- Film poster
- Directed by: Lucy Kerr
- Written by: Lucy Kerr;
- Starring: Rachel Alig; Miriam Spumpkin; Deragh Campbell;
- Production company: Conjuring Productions
- Distributed by: Factory 25
- Release date: August 2023 (Locarno);
- Running time: 73 minutes
- Country: United States
- Language: English

= Family Portrait (2023 film) =

2023 film directed by Lucy Kerr

Family Portrait is a 2023 drama film directed by Lucy Kerr (in her directorial debut), starring Deragh Campbell, Rachel Alig, Miriam Spumpkin, Katie Folger, and Chris Galust. It follows a family that gets together somewhere in Texas to have their photograph taken for a Christmas card.

==Cast==
- Rachel Alig as Annabelle
- Miriam Spumpkin as Sally
- Deragh Campbell as Katy
- Katie Folger as Grace
- Chris Galust as Olek
- Vanessa Cedotal as Maria

==Release==
Family Portrait premiered in Switzerland in 2023 as part of the Locarno Film Festival.

===Critical reception===
On the review aggregator website Rotten Tomatoes, 96% of 23 critics' reviews are positive. On Metacritic, the film has a weighted average score of 72 out of 100 based on 7 critics, which the site labels as "generally favorable" reviews.

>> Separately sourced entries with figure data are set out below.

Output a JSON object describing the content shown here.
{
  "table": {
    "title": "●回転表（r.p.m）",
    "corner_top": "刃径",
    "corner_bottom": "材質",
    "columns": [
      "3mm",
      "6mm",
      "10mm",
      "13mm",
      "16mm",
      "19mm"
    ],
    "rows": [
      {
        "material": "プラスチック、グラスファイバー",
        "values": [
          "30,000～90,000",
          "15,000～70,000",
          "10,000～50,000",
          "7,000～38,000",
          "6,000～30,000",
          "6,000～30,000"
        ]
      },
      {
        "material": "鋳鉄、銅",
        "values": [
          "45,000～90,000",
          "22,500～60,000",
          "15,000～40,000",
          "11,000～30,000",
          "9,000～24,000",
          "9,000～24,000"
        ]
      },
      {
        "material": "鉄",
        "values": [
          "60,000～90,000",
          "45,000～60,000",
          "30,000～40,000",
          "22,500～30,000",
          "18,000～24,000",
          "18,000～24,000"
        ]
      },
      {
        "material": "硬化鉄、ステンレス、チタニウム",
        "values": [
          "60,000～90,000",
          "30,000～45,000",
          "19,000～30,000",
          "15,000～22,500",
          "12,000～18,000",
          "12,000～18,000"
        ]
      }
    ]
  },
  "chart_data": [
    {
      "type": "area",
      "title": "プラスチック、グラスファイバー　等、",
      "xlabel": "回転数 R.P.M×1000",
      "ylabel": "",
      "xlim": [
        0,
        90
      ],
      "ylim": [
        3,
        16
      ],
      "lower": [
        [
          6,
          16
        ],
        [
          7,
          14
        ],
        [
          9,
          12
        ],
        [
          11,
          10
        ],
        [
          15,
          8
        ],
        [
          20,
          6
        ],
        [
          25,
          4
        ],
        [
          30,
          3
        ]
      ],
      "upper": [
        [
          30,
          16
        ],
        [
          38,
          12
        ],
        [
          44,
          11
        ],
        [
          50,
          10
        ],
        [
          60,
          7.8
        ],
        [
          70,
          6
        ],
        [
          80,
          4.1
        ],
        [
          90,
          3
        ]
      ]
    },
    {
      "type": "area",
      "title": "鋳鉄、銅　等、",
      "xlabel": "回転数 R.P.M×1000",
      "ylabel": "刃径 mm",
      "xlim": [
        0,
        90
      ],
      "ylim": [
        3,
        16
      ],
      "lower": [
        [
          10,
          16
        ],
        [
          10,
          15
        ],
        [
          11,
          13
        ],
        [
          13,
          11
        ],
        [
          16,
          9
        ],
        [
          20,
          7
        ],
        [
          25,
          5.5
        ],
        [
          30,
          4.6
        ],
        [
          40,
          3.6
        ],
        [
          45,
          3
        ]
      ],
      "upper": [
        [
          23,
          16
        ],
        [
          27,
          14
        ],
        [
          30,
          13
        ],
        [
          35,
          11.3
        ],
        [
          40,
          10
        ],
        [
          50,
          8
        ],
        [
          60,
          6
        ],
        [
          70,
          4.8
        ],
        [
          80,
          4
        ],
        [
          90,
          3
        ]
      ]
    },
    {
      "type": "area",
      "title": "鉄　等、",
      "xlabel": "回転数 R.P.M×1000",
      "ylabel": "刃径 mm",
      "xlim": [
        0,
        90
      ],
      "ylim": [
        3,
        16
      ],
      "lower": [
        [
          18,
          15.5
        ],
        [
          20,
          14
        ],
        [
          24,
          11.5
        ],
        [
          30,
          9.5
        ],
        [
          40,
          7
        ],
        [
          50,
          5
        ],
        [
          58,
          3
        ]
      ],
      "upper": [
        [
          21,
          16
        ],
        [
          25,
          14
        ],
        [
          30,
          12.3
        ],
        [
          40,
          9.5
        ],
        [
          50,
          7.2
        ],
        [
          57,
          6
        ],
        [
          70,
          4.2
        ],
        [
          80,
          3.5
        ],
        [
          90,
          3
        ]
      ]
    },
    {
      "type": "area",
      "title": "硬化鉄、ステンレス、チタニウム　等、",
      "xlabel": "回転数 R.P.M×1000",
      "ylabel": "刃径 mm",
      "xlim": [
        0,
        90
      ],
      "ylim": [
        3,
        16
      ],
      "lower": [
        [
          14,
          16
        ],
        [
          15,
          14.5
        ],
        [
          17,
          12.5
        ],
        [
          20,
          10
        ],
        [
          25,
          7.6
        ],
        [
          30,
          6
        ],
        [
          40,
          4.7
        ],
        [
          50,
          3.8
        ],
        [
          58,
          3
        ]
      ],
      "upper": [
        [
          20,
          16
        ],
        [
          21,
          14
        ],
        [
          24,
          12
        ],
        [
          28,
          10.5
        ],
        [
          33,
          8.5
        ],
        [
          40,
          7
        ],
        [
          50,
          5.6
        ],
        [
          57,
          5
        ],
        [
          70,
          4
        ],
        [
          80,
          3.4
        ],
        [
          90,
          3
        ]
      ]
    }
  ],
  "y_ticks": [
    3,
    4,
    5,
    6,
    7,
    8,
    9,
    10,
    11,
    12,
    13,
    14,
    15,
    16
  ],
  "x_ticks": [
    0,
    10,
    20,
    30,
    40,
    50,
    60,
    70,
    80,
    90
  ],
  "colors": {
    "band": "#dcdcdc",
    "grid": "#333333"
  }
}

Carlos Aguilar of Variety gave the film a highly positive review, calling it "unnerving" and noting that "Kerr exhibits a deft control over her visually economical, experimental leaps." Brian Tallerico, writing for RogerEbert.com, gave the film 3 stars out of 4, calling it a "unique, confidently made film that very purposefully plays more like a dream than realism." William Repass of Slant Magazine praised the film's "atmosphere of dread."